Однажды Сима проходил мимо их дома. Алекса был во дворе. Увидев Симу, он позвал его.
Но Сима словно оглох.
— Сима!
Сима опустил голову и пошел прочь.
Алекса крикнул громче.
Сима закашлялся. Но Алекса решил во что бы то ни стало его дозваться.
— Сима! Сима! — кричал он не переставая.
Наконец Сима остановился.
— Чуть голос не сорвал, дозываясь тебя!
— Стар стал, слышу плохо, — потупившись, сказал Сима.
— Зайди на минутку!
— Недосуг мне сейчас.
Алекса попробовал пошутить:
— До смерти все успеешь!
— Да вот… кмет послал к священнику.
— Ну, тогда тебе в другую сторону.
Бедный Сима растерялся. Видно было, что он соврал.
— Сперва… это… хотел к Любинко.
— Ладно, ладно! — сказал Алекса. — Вижу, что все сторонятся моего дома. Ступай, Сима, ступай…
Сима, не скрывая своей радости, что так легко отделался, припустил чуть не вприпрыжку.
Алекса, понурив голову, стоял некоторое время словно окаменелый.
Потом он подошел к совре[17], рухнул на лавку и уронил голову на руки. Черные мысли раздирали его душу. Куда ни обратит он свой взор, всюду его встречают ненависть и презрение. Ни в ком не мог он найти сочувствия; никто его и слушать не хотел. Он бы оправдался. Он бы доказал, что сын его ничего дурного не сделал, по крайней мере до той минуты, когда он ушел в лес.
Солнце медленно садилось.
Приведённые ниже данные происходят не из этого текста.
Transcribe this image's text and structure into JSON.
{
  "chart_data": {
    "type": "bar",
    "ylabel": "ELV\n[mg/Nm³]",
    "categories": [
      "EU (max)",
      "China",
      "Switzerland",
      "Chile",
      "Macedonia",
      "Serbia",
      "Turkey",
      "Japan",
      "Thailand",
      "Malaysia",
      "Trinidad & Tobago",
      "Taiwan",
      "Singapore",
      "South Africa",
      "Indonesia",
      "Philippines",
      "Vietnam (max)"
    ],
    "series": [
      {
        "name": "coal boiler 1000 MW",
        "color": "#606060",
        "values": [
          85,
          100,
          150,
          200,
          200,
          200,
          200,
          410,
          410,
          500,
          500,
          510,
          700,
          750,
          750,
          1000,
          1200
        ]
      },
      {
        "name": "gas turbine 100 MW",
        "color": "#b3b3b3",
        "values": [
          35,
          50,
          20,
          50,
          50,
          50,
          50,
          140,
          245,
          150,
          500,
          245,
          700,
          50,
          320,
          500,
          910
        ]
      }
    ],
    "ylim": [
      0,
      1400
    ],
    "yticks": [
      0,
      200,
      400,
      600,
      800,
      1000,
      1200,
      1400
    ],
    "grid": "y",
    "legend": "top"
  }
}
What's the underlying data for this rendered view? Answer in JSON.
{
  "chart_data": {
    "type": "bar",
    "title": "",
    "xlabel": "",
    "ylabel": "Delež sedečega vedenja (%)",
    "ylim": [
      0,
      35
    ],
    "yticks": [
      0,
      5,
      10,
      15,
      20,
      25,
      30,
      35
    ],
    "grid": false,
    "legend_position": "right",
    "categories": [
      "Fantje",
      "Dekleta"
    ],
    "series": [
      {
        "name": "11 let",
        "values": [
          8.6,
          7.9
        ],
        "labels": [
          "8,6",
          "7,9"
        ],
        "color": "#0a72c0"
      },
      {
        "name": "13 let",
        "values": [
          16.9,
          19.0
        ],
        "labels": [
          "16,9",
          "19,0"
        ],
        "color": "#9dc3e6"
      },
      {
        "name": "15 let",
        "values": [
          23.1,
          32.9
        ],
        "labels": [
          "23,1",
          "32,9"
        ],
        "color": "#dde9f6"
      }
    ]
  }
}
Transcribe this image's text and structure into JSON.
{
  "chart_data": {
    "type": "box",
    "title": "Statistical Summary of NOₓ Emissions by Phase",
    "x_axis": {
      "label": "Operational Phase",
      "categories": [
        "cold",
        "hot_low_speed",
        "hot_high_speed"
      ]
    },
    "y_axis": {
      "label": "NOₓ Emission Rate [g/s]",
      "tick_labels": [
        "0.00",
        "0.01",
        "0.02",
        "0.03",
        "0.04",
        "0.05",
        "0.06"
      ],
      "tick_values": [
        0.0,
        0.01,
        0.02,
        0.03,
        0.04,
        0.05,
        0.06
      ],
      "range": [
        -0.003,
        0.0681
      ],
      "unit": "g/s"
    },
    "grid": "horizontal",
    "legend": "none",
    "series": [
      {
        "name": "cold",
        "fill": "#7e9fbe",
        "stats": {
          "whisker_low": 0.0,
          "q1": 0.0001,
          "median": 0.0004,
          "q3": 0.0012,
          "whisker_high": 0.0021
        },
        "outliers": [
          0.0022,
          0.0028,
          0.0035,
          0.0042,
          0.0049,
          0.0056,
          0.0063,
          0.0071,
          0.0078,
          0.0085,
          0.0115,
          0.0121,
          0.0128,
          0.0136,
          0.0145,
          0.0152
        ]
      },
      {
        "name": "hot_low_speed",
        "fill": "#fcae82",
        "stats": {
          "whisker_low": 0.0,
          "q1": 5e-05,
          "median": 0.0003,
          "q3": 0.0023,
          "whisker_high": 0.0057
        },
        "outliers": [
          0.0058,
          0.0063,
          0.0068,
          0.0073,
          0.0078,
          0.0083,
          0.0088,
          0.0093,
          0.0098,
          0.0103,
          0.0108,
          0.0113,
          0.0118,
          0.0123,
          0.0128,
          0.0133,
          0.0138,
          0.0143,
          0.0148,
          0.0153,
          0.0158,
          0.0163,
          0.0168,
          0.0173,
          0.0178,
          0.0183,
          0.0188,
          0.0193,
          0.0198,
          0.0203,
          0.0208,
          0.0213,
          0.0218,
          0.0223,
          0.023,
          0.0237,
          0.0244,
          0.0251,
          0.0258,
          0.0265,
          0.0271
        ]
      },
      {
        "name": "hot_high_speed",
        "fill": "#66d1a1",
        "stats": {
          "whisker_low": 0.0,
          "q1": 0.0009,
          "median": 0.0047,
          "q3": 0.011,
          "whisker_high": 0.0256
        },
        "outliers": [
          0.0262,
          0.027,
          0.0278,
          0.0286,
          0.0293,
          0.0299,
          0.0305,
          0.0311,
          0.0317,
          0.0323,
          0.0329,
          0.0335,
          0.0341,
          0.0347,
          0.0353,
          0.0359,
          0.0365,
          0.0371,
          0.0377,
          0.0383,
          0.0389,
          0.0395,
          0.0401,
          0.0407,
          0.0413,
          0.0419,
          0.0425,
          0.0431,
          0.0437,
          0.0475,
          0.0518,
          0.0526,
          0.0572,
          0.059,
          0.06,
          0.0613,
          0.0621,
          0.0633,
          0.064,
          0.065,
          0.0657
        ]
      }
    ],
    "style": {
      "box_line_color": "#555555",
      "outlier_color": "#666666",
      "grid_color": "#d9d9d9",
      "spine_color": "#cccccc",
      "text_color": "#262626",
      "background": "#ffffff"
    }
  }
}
Алекса поднялся и вошел в дом. Петра и снохи стояли у очага. Сыновья, Ста́ное и Пе́тар, работали во дворе. Ребятишки играли в горнице.
Алекса подошел к огню и сел на свое место. В голове у него бурлило, как в котле.
Разговор оборвался. Наступила тишина, слышалась только возня детей.
Алекса молчал, углубившись в свои невеселые думы. Спустилась ночь.
Он поднял голову и сказал:
— Ужинайте, дети.
— А ты, отец? — спросила его сноха Мара.
— А? Я тоже… Помолимся богу, и накрывайте на стол.